Older Vaccines May Protect Better than New

Older versions of vaccines used worldwide against tuberculosis could be more effective than the latest immunizers, according to a new study.

Researchers at the Pasteur Institute in Paris found multiple genetic mutations in strains of bacillus Calmette-Guerin (BCG), accidentally introduced as the microbe was cultured over decades, reduced the efficacy of the vaccine.

They concluded that old and new vaccines should be retested in clinical trials to determine which are the most effective.

“Early BCG vaccines may confer better protection against tuberculosis, a possibility that would benefit from formal evaluation in clinical trials,” researchers said in the study.

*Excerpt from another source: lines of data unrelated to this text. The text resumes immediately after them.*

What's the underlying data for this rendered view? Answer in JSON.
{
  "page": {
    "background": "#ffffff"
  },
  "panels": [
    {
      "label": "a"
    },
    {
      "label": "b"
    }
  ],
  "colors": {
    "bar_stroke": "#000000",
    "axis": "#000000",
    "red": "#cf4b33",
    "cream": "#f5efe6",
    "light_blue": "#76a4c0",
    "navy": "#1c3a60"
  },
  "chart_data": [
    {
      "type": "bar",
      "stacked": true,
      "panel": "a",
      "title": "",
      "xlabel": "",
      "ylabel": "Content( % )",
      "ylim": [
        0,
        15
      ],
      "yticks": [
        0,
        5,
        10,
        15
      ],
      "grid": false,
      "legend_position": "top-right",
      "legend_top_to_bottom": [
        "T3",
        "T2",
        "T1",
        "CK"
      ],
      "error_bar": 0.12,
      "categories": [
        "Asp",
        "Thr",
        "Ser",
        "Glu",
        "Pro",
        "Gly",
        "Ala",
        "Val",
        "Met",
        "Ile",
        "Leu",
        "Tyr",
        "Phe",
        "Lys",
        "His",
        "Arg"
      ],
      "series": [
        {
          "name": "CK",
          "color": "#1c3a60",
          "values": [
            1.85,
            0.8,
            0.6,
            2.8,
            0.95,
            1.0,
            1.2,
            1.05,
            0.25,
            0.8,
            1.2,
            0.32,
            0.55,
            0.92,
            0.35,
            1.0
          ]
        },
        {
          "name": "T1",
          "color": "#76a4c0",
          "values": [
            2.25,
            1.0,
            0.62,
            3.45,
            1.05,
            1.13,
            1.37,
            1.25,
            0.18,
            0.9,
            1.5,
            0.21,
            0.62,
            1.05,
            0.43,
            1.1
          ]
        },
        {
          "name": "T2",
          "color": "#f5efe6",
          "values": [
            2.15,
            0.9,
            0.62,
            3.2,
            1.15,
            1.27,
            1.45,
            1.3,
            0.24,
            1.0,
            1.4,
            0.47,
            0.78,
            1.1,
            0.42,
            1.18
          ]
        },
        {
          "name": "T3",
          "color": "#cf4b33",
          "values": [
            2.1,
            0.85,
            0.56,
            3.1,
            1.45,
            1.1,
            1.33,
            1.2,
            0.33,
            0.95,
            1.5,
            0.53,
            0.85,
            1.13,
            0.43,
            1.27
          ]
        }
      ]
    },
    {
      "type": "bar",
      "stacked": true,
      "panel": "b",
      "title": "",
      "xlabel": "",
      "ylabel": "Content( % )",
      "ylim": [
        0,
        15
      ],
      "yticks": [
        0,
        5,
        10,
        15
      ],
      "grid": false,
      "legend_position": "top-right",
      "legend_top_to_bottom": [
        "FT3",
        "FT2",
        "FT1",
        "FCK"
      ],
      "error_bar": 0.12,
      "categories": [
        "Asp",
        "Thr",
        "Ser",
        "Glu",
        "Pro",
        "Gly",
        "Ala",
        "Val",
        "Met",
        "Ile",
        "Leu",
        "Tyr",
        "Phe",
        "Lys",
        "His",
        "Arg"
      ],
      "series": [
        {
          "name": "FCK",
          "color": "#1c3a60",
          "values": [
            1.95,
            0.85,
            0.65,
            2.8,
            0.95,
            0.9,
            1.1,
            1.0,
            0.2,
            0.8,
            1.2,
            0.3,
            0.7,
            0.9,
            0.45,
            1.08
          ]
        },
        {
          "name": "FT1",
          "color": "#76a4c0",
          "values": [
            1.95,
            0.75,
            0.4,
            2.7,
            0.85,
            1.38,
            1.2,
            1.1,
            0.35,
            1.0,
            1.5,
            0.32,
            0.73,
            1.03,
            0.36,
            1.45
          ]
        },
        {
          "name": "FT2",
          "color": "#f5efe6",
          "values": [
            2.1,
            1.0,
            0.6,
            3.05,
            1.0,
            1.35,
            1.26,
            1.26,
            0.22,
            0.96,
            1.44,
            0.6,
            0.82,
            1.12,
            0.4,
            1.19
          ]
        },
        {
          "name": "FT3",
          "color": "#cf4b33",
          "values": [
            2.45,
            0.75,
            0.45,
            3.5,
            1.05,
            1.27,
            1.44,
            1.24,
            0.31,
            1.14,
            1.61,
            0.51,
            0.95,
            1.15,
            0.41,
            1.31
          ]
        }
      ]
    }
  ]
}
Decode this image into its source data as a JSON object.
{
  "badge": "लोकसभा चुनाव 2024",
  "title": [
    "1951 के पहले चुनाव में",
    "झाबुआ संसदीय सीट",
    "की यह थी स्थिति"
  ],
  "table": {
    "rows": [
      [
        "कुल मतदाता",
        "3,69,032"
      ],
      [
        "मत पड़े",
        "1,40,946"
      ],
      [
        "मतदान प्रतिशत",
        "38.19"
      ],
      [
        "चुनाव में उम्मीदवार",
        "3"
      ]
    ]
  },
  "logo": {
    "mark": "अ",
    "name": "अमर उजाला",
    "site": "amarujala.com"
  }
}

The study appeared in the current issue of the Proceedings of the National Academy of Sciences journal.

BCG is a crippled derivative of mycobacterium bovis, the microbe that causes tuberculosis in cattle, and is particularly effective in preventing tuberculosis in children, but results are variable in adults.

Researchers looked at the entire genetic sequence of several BCG strains and found changes over time.

By studying immune responses in infants, one vaccine strain called BCG Japan, an early strain developed prior to 1925, triggered a more powerful immune reaction than the vaccine strains BCG Danish, BCG Glaxo and BCG Pasteur, which represented 66 percent of the vaccine doses administered in 1996.

Tuberculosis is a common and deadly infectious disease caused by a pathogen, usually attacking the lungs.

Symptoms include a productive, prolonged cough, chest pain, and coughing up blood.

If left untreated, active TB disease kills more than half of its victims.